One would think that, having spent the second half of the twentieth century fighting one protractrated struggle against an implacable ideological enemy, we might have learned something. The Bush administration’s actions would seem to indicate that we did not. What should we have learned? That in a war of ideals, ideals that are not practiced do not triumph.
Of course, it is a laughable farce to say that al Quaeda hates us because they hate freedom and other such claptrap that the Bushies pretend. They do hate our values (secularist, consumerist), but then so do most of Bush’s supporters these days. But mostly they developed and became opponents to the US because we insist not only on being the cops of the world, but because we have spent most of our history propping up dictatorships and crushing indigenous democratic movements from Vietnam to Chile to Iran.
Our efforts in that regard came back to haunt us during the Cold War with distasters in Vietnam, Iran and South and Central America. The narrow lesson that we should have taken away, was that supporting repressive dictatorships in the name freedom is inane. The broader lesson we should have taken away was that putting noble ideals into action is the most effective weapon in a war of ideals. Where insurgents rallied to the communists during the Cold War, it was usually because the United States had shamefully compromised the essence of our founding principles by supporting repressive regimes and human rights violators in those places. In places where the United States stood on its principles and respected human rights and basic freedoms, human rights activists and freedom-loving people rallied to the United States.

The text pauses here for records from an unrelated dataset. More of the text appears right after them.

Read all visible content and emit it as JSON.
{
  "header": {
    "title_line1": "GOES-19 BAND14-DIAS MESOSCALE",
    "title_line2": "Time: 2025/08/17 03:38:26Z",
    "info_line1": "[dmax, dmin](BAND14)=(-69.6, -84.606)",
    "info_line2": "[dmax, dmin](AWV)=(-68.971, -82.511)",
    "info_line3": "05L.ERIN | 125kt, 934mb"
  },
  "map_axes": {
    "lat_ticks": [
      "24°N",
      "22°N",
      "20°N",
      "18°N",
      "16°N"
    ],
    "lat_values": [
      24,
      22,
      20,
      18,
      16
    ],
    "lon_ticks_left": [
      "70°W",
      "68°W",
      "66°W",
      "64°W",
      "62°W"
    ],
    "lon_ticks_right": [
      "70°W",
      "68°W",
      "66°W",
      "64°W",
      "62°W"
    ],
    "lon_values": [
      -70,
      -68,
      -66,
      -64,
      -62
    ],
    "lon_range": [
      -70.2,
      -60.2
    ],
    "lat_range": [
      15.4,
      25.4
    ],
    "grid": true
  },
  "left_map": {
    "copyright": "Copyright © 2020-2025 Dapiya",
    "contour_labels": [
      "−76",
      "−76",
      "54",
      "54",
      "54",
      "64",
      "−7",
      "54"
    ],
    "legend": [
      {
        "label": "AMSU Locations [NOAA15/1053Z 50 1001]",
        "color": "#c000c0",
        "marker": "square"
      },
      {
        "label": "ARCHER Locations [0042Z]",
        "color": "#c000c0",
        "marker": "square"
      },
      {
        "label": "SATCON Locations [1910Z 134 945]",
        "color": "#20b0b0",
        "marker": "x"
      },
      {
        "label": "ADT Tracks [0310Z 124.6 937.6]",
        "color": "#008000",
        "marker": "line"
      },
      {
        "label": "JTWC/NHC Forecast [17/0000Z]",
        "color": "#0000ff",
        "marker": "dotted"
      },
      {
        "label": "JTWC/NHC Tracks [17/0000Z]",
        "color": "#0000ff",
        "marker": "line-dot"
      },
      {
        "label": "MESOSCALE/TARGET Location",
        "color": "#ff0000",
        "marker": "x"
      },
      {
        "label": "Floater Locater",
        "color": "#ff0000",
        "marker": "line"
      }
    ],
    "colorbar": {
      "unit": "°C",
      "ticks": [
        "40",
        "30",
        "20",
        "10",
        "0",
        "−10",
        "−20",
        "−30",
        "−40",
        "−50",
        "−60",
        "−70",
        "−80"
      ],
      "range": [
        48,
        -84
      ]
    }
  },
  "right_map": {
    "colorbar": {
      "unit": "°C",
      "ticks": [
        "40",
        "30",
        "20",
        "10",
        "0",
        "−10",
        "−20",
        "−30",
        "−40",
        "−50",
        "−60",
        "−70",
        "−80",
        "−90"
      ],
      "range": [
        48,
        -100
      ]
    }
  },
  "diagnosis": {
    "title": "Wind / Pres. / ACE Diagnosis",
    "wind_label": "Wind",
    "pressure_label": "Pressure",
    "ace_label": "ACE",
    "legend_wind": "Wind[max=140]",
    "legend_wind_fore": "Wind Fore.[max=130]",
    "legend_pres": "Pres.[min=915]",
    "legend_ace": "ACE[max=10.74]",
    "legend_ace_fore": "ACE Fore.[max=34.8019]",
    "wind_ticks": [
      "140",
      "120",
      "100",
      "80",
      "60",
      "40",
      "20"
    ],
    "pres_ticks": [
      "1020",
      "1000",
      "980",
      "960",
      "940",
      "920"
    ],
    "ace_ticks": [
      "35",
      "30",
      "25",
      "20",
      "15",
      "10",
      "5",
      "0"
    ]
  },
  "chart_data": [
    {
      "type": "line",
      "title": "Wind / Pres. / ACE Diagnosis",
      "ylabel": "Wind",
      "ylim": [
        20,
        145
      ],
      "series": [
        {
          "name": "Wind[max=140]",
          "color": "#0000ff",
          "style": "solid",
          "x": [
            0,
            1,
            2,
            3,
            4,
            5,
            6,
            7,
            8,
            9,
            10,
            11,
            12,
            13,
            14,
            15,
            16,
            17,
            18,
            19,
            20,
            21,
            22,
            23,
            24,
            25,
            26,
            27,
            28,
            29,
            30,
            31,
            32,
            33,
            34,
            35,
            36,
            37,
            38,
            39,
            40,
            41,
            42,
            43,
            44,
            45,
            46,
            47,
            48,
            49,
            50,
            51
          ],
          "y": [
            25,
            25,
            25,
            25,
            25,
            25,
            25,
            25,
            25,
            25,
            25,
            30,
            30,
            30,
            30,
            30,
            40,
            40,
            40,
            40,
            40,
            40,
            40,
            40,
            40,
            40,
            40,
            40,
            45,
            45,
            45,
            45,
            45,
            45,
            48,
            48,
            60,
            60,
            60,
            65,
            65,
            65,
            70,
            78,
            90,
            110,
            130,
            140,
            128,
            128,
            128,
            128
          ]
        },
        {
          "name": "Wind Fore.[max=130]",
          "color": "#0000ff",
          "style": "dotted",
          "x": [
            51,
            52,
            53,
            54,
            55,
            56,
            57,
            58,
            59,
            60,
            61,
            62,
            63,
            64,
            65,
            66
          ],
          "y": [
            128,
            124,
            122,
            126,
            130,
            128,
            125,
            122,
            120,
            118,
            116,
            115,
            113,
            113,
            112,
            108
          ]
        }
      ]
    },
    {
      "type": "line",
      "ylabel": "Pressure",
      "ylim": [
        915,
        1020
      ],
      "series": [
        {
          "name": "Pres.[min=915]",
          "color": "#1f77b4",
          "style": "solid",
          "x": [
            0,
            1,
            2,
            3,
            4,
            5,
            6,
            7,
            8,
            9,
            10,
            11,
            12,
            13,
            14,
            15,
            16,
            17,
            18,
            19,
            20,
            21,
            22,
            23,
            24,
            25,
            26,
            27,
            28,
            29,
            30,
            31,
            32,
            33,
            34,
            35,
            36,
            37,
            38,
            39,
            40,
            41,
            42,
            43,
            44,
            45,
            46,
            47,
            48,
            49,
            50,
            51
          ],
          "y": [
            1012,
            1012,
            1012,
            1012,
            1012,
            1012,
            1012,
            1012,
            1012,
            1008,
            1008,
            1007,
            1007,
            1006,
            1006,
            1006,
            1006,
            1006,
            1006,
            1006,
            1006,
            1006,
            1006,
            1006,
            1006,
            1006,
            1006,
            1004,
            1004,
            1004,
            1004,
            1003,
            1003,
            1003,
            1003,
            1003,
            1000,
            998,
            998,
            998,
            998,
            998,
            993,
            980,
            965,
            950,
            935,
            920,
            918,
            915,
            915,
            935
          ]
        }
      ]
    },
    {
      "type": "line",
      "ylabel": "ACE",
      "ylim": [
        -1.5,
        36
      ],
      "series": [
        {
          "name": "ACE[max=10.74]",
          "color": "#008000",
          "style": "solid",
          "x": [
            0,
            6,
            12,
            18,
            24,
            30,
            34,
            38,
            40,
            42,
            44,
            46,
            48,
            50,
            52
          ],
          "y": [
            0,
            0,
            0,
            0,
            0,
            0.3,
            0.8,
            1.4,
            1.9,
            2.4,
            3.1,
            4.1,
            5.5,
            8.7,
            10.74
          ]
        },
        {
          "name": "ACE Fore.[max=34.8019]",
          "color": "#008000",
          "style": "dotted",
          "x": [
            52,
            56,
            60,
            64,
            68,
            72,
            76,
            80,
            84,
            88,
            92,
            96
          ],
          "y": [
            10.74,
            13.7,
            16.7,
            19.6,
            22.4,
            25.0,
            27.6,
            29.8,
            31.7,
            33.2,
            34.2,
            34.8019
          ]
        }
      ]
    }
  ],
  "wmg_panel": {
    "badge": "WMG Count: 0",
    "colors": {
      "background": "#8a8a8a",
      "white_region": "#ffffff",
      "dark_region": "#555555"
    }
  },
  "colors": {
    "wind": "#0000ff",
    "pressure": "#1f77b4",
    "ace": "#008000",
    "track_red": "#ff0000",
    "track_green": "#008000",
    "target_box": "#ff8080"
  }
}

It is a challenge to believe that just principles will beat weapons in the end and, during the Cold War, having lost faith in that belief, we often allowed ourselves to choose expendiency, and that came back to bite us. Now, we see the Bush adminsitration behaving in the same way – wire taps, illegal detentions, torture – all fundamental violations of the founding principles of our democracy, all of which give lie to the idea that we care about democracy at all. Will freedom fighters in Islamic countries rally to a country with powerful weapons and impotent ideals, ignored at home and abroad?